国道沿い。チェーン店舗の順列・組み合わせが微妙に違うだけの、いつかどこかでも見たような均質化した街並み・・・。2018年映画化された山内マリコの小説が「ここは退屈」とバッサリ切り捨てた没個性的な郊外の風景は、しかし本当にそれだけのものだろうか? そんな固定観念を、『ロードサイド・ウォリアーと土曜の夜の獣たち』は二つの手段で覆そうとしている。

一つ目に、ファンタジーを物語ることによって。「王さま」と呼ばれる異能を持った登場人物たちは、あらゆる時空間上の屋上や国道、チェーン店を自由に移動することができる。そうして現実から解き放たれた都市空間は機能を大きく変え、「王さま」たちに特別な試練を与える。読み手にとって見飽きるほど馴染み深い生活圏の風景からダイナミックに逸脱してゆく超展開が痛快だ。

二つ目に、相反するようだが、ありのままの郊外で営まれる日常を、丁寧な筆致で描くことによって。もはや偏愛的と言っていい位、『ロードサイド・ウォリアー』には日常目にする大量の固有名詞と、それらを消費する登場人物の描写が溢れている。ヴィレヴァンで売っているような極彩色の昆虫グミやら電子タバコに淫する優等生、TACO BELLのハードシェルタコスを一口も零さず平らげて得意気なギャル、無印良品のビーズソファに埋もれてはしゃぐ少年少女・・・。あたかも「退屈」という刷毛の一振りで後塗りされ、忘却されてしまうことから逃れるように、ありふれた日常風景を事細かく記述する姿勢はまるで祈りのようである。何のための祈り? 
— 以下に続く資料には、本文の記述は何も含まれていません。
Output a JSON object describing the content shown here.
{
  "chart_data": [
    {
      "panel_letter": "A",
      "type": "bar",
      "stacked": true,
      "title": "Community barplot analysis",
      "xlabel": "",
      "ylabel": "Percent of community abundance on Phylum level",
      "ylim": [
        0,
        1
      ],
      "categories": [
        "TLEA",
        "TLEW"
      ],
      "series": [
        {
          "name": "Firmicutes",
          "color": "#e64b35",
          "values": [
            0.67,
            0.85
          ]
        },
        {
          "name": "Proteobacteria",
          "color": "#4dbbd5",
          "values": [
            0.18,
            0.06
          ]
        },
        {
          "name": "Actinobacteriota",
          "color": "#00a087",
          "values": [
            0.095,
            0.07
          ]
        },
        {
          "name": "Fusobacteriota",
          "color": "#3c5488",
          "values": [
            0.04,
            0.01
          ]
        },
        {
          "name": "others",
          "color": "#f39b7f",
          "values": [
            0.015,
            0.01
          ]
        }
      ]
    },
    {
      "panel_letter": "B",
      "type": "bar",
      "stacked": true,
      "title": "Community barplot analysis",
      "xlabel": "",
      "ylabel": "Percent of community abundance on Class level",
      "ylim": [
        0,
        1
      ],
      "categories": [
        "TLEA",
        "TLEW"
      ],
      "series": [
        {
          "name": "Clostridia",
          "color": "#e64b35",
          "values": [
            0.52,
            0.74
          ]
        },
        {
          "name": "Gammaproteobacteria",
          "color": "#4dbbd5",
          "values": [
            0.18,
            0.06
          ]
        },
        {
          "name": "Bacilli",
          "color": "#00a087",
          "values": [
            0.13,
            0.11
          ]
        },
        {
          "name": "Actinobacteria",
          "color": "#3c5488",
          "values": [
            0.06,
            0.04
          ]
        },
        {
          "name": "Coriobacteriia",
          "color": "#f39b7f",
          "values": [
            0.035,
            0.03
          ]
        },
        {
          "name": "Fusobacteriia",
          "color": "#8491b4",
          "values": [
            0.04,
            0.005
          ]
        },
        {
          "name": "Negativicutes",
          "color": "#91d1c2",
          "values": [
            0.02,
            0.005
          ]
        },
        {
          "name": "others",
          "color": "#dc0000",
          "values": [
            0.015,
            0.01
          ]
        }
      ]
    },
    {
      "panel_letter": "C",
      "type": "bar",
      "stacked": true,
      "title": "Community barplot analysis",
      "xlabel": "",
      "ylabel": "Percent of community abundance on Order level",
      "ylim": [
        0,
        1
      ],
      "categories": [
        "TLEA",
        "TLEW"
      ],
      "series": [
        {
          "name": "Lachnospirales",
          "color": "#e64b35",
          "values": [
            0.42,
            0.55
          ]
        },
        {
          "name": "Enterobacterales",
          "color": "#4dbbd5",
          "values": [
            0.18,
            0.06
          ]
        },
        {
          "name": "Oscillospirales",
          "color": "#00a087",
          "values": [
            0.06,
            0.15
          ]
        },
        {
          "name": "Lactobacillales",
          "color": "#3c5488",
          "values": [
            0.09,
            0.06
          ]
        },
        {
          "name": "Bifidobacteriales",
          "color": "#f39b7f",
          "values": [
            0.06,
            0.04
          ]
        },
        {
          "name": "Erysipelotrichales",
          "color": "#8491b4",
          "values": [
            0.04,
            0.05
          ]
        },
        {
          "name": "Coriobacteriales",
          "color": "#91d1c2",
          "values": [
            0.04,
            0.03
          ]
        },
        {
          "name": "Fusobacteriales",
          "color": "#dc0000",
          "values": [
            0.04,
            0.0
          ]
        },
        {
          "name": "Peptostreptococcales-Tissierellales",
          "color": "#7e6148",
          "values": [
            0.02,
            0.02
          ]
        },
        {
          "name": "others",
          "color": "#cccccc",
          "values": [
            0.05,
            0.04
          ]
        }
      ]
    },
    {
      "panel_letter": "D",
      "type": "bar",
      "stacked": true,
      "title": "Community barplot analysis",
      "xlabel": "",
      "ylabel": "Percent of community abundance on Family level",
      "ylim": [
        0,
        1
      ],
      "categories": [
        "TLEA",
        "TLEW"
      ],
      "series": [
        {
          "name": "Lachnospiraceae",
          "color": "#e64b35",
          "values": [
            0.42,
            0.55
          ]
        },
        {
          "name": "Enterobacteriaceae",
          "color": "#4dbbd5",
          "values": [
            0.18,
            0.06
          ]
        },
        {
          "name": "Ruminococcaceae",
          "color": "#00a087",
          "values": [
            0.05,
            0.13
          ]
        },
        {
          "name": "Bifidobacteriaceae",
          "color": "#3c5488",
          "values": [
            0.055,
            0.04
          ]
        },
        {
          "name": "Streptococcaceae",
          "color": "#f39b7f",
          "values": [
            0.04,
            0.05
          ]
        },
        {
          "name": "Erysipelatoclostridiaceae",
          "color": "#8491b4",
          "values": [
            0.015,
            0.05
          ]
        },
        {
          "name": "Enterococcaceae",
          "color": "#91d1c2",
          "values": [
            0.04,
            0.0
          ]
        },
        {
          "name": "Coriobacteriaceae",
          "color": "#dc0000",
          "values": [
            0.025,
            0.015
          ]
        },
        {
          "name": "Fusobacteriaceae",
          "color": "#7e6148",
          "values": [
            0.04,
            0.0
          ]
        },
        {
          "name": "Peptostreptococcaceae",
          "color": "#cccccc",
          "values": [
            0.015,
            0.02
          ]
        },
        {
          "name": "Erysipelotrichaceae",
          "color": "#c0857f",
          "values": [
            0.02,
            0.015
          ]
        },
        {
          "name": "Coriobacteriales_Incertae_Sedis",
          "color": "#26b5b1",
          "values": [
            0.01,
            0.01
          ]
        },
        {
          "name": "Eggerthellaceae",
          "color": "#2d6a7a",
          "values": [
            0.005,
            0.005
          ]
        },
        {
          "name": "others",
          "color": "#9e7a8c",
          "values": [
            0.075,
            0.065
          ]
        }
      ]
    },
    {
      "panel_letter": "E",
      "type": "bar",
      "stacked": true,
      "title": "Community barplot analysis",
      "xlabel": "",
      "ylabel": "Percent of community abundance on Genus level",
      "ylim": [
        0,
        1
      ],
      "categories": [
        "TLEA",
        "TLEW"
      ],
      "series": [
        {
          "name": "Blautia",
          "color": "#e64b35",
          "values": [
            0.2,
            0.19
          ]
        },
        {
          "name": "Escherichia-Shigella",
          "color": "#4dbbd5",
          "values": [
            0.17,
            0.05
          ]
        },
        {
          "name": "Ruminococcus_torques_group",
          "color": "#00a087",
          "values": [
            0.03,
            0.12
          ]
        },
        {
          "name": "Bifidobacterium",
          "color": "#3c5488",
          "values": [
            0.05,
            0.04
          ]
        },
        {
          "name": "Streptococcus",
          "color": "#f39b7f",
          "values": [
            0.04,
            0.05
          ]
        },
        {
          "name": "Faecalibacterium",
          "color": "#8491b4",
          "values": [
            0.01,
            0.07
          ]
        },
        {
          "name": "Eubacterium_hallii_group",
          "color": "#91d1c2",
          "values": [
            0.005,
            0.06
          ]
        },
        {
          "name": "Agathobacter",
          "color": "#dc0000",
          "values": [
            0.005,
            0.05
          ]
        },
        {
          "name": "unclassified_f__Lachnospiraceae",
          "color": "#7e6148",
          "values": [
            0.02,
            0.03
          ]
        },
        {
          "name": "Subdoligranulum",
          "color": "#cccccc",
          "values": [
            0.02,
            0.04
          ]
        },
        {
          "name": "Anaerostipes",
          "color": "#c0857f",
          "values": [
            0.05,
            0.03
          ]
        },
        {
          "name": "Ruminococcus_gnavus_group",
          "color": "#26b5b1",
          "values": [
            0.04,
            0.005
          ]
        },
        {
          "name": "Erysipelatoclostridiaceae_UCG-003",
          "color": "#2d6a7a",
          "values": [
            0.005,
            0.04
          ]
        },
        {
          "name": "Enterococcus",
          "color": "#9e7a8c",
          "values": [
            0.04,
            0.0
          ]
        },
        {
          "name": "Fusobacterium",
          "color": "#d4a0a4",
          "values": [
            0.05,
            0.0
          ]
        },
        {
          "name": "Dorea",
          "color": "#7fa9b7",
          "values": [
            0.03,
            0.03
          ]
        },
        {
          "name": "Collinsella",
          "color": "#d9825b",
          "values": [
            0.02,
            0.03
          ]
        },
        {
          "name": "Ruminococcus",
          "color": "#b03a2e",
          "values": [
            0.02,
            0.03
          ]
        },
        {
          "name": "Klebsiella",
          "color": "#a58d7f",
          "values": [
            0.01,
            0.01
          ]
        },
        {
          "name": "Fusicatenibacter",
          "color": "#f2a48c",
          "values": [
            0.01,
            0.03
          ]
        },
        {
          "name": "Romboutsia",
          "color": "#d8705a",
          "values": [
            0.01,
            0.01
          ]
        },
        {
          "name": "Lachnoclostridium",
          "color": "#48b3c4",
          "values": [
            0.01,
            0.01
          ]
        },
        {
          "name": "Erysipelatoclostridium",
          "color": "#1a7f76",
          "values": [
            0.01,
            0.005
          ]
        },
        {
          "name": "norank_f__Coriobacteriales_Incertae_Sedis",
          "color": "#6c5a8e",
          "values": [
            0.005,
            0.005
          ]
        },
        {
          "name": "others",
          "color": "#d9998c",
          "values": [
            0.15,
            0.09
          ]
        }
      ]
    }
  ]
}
キルシもヱイラもトォタリも、狂騒的なファンタジーの世界と恒常的な現実を行き来する中で、彼/彼女らは皆結局「いま・ここ」に躍動する自身の生を刻み付けたいと祈っているのではないだろうか。そうそれはきっと、自分も退屈な風景の一部だと思っている読み手の祈りと重なり合う。突破口のヒントはこの小説の中にあるかもしれない。